Throughout the book, I will caution developing countries from copying models, programs and laws that have benefited a few while filling the graveyard with the rest. For consistency, the U.S. is merely a representative sample of modern development.
I will address skewed wealth distribution process and patterns, disease capitalism, war economics, consumerism, debt culture, and misleading economic metrics in the developed world. Detroit City will close the first portion of the book with lessons that the U.S. can learn from the city. The final portion of book will be dedicated to Africa, addressing policy making, illicit and legal transfer of wealth out of Africa and the influence of offs-shore governments, international institutions, and off shore lobby power in Africa’s Parliaments and Central Banks
Development, what is it?
Developing countries are not developing in a vacuum. Their development is informed by what they have seen in the so called developed world. The leaders in these countries think of development as erection of concrete, steel and glass structures but few investigate the corresponding quality of life or the lack thereof that has been imposed upon populations in the world they want to belong to; whose deficient model they are increasingly copy-pasting. Some leaders are clueless and are blindly following the guidelines provided by Bretton Woods Institutes and others to structure their economies in a way that mirrors the developed world.
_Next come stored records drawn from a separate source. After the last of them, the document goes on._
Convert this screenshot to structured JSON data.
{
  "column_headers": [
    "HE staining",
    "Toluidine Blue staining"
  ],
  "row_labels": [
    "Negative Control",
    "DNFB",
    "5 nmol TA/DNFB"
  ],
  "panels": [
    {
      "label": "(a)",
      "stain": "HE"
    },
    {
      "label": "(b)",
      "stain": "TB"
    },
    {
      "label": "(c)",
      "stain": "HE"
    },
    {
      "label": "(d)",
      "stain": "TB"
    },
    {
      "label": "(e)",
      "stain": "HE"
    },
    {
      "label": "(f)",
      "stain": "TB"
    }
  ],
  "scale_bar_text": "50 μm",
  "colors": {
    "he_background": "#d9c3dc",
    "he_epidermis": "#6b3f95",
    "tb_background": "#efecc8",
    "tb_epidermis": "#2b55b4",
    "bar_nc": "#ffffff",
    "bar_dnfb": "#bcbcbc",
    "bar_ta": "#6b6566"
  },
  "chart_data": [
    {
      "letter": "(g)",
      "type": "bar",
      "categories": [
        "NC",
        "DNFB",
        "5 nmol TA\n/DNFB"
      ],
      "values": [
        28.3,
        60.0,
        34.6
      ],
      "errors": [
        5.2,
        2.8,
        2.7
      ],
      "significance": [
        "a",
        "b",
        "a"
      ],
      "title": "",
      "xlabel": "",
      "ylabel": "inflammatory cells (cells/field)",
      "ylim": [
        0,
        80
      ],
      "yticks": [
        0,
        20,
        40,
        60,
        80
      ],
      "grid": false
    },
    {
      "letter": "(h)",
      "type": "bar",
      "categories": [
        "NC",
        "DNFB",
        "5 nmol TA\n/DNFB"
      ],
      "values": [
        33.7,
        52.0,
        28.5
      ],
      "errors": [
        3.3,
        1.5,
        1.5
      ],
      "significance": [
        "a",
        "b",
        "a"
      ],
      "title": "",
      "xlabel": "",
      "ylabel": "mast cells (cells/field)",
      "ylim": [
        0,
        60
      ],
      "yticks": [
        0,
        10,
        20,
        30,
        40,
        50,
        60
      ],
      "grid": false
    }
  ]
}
They don’t realize that the developed world has hit an impenetrable ceiling due to a convergence of shortsighted policies and missed opportunities to correct them. Hence, the only place with real potential for western style growth are those countries in prescribed early stages of development. The leaders in these countries need to rise to the occasion and learn from many mistakes that make the developed world possible and avoid structuring their economies in a way that is addicted to consumerism and human suffering. In doing so, they will have settled for less concrete, steel and glass structures but better quality of life.
Prudent Choice
For instance, what should a developing country confronted by a growing number of it citizens with diabetes as a result of an increase in fast food consumptions do? Those that would want to follow the way of the developed world especially the U.S., would invest in a state of the art multi-million dollar cardiac surgery center and a medical school to train cardio-thoracic surgeons given the projected increased demand. In a free market economy, the government would invest in a public medical school and a private company would invest in the said cardiac center. Financial analysts would give the company undertaking the investment AAA rating due to the huge potential. Investors would buy the company’s bonds and shares and wait to cash in when the first of diabetics start clogging their hearts’ blood vessels. The economy would register growth fueled by the sick and the dying but only the rich would be celebrating the numbers.
Prudent leaders in the developing country should not take this beaten path. Instead, they should invest in diabetes prevention by educating the public, regulating fast food restaurants, regulating sodas and investing in curative medicine not just managing symptoms for the ones who are already sick. This choice would in fact register a declining or stagnant economy but with better quality of life for the citizens. The government would have to invest or build support infrastructure in other areas of the economy that have positive outcomes.
The economy in some developed countries is dedicated to minting sick people and managing their symptoms. God forbid that they somehow got cured because the economy would debilitated or collapse.